De erfenis van het structuralisme
Met Titchener wordt algemeen aangenomen dat de structuralistische psychologie verdwenen is: scholen psychologen die tegen de benadering van deze auteur waren, wonnen de ideologische strijd in de gemeenschap wetenschappelijk Maar net als Wundt speelde Titchener een sleutelrol in de ontwikkeling van experimentele en wetenschappelijke psychologie.
Het functionalisme van William James ontstond als een reactie op het structuralisme van Titchener. Deze oriëntatie was gericht op de relevantie van aspecten die door de structuralistische psychologie zijn vergeten, zoals de methoden empirische, statistische vergelijking of systematische experimenten, en was het fundamentele antecedent van het behaviorisme van Watson.

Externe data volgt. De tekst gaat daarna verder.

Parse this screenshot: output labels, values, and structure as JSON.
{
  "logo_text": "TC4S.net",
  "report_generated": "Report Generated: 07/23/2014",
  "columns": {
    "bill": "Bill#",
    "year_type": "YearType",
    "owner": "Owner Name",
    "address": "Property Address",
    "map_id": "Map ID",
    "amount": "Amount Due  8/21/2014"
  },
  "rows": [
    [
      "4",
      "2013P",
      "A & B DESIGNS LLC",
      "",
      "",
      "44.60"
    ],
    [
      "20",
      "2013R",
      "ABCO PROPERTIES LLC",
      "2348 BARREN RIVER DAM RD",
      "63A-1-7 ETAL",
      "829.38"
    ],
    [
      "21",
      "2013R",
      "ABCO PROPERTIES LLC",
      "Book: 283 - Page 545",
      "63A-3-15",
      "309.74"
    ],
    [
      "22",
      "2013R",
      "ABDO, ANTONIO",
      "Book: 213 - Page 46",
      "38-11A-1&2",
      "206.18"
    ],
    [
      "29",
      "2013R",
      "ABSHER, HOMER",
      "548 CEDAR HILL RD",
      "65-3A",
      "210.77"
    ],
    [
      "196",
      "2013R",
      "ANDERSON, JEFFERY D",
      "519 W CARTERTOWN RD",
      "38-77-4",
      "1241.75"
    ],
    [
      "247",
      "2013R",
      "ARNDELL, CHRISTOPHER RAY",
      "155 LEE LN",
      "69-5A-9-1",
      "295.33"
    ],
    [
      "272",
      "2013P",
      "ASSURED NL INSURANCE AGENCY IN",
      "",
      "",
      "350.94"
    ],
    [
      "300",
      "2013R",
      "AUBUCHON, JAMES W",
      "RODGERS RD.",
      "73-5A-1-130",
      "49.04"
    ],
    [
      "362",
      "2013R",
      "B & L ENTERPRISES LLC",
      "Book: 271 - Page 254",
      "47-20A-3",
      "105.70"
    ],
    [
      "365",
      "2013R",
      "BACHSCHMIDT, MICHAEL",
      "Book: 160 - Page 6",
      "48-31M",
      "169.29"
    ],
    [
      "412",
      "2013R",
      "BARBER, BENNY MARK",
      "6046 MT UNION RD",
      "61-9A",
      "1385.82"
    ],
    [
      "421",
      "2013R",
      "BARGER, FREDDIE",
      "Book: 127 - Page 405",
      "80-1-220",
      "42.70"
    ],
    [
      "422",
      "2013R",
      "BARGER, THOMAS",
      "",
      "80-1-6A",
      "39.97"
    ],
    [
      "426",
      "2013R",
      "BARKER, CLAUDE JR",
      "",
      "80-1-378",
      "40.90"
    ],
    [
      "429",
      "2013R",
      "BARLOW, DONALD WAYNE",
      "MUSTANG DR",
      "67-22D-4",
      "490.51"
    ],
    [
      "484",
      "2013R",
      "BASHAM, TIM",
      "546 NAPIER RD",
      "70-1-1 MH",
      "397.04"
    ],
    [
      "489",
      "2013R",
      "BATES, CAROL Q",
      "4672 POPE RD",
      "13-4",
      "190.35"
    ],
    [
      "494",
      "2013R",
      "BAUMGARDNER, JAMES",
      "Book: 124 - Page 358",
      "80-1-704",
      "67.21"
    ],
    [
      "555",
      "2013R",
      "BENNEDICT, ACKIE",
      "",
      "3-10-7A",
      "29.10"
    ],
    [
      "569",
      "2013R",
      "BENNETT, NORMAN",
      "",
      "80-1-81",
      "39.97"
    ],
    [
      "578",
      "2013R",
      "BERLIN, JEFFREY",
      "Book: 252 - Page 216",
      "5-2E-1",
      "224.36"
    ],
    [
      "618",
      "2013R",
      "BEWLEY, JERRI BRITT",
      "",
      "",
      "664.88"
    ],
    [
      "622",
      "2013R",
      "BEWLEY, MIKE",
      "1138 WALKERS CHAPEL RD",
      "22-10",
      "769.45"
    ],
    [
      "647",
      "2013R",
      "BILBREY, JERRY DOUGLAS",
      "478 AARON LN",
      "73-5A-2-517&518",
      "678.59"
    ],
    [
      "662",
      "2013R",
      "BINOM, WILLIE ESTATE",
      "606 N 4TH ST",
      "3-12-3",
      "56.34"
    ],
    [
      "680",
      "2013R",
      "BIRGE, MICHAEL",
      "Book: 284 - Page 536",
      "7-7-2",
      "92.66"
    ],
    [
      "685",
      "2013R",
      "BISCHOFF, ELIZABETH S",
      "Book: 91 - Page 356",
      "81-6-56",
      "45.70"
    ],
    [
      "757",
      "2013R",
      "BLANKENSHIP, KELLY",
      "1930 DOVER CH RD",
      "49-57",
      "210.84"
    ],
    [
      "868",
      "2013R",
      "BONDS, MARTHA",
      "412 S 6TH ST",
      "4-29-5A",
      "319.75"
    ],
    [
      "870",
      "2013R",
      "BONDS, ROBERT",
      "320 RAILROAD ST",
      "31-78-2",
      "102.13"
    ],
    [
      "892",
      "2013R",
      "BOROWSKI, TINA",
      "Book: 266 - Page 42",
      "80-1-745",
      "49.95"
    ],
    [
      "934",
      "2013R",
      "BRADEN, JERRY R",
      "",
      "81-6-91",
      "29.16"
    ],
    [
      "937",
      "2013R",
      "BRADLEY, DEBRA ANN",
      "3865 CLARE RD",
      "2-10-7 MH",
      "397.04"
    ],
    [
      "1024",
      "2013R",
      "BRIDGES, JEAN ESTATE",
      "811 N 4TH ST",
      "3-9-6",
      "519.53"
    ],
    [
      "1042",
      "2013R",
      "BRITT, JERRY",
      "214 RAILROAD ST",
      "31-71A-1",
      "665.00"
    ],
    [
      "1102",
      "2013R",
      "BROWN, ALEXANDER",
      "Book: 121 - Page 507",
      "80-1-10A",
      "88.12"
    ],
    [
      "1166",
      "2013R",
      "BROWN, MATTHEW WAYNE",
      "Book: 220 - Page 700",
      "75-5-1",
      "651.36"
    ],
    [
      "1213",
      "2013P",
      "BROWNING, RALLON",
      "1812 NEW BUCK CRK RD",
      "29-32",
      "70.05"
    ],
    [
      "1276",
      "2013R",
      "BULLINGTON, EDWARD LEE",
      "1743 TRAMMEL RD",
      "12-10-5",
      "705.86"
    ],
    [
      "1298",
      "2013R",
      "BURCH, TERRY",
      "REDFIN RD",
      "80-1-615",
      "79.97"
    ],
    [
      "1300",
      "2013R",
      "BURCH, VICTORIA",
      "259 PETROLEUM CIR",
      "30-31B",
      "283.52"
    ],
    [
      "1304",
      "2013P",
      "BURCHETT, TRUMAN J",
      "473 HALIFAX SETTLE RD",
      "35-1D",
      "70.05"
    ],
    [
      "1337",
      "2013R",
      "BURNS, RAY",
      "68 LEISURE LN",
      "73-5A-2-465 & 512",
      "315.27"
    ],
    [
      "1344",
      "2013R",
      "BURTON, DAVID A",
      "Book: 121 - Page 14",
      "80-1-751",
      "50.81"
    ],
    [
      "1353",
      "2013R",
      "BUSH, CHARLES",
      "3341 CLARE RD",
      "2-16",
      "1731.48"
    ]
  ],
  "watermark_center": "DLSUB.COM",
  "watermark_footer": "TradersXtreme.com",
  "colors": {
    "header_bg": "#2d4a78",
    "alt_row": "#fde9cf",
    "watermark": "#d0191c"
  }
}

Tegenwoordig leeft het type psychologie dat Titchener bepleitte voort in een andere vorm in de cognitieve psychologie, die zich in veel gevallen ook richt op de beschrijving van mentale processen en verschijnselen subjectief. Daarnaast is het nut van de introspectieve methode de afgelopen decennia door een groot aantal psychologen gewaardeerd.
Een merkwaardig feit met betrekking tot Titchener is het feit dat: het was deze auteur die de Angelsaksische term 'empathie' bedacht (empathie). Het woord komt van het klassieke Griekse "empatheia", wat "hartstocht of fysieke genegenheid" betekent; het werd aangepast in het Duits ("Einfühlung") door Hermann Lotze en Robert Vischer en uiteindelijk vertaalde Titchener het zelf in het Engels.
Bibliografische referenties:
- Hotersall, D. (2004). Geschiedenis van de psychologie. New York: McGraw-Hill.
- Titchener, E. B. (1902). Experimentele psychologie: een handleiding voor laboratoriumpraktijken (Vol. 1). New York: MacMillan & Co., Ltd.